Article illustrative image Partner logo Merkel and Netanyahu

BERLIN - Benjamin Netanyahu tried to be a polite guest. That’s why, when he visited the Federal Chancellery, he was careful to play down his disappointment with Angela Merkel. But the Israeli Prime Minister only made it worse.

He said: "I think Chancellor Merkel was of the opinion that this vote would in some way foster peace. In fact the opposite is the case: after the UN vote, the Palestinian Authority under president Abbas is making plans to join with the terrorists of Hamas." From Netanyahu’s standpoint, then, Germany’s Middle East policy is well intentioned but seriously naive. That’s no compliment for Merkel.

The Chancellor’s policy with regard to Israel and the Palestinians has solid foundations. Now and again, however, what’s built on those foundations wobbles a little.
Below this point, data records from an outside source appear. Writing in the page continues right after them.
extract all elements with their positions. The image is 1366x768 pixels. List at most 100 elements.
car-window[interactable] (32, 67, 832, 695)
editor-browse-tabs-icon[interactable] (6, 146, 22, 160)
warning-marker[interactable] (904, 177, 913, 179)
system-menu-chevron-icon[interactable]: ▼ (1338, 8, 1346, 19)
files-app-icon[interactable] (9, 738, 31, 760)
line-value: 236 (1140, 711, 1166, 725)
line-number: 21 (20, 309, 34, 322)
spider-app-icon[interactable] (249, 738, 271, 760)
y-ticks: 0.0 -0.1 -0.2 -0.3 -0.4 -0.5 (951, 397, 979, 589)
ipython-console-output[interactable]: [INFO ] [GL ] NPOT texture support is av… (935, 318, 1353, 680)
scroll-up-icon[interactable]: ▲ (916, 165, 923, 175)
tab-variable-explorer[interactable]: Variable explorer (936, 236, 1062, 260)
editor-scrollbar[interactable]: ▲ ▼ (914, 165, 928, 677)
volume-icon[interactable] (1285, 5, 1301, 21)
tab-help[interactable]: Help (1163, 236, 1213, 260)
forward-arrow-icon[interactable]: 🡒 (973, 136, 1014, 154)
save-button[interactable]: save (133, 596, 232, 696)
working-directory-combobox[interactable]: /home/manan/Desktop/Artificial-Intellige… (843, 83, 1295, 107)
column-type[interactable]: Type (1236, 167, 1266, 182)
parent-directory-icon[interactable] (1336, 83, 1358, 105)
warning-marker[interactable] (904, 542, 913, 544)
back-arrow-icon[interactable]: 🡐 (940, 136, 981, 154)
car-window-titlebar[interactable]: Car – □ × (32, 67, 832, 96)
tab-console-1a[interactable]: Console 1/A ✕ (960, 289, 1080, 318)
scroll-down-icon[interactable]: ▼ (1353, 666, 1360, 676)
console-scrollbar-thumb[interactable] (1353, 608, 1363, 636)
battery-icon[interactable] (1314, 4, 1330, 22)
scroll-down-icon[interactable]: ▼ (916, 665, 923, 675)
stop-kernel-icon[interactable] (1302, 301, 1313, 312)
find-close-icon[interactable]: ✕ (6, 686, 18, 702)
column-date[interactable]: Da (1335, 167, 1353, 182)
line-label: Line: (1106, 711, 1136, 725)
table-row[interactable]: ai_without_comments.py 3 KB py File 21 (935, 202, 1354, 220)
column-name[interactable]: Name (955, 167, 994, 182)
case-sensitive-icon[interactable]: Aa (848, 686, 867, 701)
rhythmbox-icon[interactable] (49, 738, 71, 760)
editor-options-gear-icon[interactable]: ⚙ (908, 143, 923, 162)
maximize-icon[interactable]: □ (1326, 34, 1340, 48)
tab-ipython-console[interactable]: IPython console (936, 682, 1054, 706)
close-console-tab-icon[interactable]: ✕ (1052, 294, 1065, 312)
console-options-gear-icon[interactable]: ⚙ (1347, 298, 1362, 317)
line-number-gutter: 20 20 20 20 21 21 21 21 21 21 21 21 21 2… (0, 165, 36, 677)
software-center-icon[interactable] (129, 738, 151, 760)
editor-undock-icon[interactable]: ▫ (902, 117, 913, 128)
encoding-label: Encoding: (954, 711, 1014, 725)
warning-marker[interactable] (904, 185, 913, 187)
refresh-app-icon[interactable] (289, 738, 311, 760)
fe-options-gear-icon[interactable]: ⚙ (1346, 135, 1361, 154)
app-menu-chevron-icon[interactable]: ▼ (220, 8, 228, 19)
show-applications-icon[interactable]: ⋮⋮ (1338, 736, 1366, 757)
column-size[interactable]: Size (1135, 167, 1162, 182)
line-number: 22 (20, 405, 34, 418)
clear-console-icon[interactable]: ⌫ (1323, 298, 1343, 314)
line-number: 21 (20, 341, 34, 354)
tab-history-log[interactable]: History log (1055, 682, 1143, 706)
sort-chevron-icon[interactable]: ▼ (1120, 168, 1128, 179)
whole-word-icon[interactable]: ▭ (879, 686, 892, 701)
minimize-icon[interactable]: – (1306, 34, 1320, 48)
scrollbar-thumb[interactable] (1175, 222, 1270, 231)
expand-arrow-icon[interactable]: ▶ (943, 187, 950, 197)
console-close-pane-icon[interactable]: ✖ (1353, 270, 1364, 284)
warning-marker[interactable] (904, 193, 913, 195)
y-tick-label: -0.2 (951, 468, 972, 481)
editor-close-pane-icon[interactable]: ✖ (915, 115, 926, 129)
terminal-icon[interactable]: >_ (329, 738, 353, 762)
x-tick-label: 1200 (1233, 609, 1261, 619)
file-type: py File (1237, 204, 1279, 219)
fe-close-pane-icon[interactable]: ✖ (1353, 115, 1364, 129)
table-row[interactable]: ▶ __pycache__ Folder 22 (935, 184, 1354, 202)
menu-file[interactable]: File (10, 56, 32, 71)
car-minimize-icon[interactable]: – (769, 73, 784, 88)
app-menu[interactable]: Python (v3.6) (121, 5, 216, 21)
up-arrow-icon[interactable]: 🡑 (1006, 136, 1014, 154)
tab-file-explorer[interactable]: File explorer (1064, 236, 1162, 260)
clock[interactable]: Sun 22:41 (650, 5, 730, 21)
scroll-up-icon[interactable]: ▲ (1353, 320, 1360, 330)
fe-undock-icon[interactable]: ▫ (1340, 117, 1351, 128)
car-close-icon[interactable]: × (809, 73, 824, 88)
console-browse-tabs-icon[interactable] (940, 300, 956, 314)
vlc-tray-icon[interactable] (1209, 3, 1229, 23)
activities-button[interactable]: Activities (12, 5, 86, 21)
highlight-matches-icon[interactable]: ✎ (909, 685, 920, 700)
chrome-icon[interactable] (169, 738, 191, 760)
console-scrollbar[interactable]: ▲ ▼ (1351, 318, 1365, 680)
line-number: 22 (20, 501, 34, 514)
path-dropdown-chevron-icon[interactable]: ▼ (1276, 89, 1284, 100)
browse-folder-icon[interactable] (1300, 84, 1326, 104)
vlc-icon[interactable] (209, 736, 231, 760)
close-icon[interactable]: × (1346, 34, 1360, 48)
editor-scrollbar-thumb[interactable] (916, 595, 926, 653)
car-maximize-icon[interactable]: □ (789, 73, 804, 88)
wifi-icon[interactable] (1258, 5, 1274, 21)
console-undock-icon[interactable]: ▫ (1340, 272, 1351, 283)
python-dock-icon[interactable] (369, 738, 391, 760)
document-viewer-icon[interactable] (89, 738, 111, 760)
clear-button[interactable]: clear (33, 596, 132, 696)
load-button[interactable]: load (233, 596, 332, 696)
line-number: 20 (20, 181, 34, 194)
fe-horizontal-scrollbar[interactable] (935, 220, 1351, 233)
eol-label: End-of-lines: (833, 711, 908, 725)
On the one hand, more than once Merkel has rightly said that after the Holocaust "the security of Israel is part of the 'raison d'etre' of the Federal Republic of Germany." That’s why she made no judgment on Israel’s recent war on Hamas rockets. The Chancellor supports a two-state solution to solve the conflict with the Palestinians and makes no bones about the fact that Israel’s settlement policy does not serve this aim.

On the other hand, however, Merkel’s position as reflected by the German delegation at the UN General Assembly is not entirely on the mark, because in early 2011 she assured Netanyahu that Germany would not recognize a unilateral recognition of a Palestinian state.

Observer status certainly isn’t the equivalent of statehood, but what Merkel was saying was that she didn’t believe that one-sided dealings on the part of the Palestinians would further the peace process. By this logic, the Germans should have voted "No" at the UN. So Netanyahu’s not entirely wrong in his disappointment.

However: if the laws of logic are to prevail in the Middle East conflict, so profoundly irrational in many ways -- then Netanyahu has the greater problem. With a vengeance he lets the building of settlements go ahead all the while claiming that they are only being built on land that, if peace is achieved, would belong to Israel anyway.

Germany’s “naiveté” in the UN vote doesn’t change much of anything; but Netanyahu’s “naiveté” on the subject of the settlements is a matter of difficult-to-undo fact.

Despite everything: the German-Israeli relationship remains a special one. To justify criticism of Israel, the argument is often used that among friends speaking openly is a proof of closeness. If that’s true, then it also holds true that Germany cannot, like many other Europeans, turn away when the frankness doesn’t have any effect. However difficult that may be.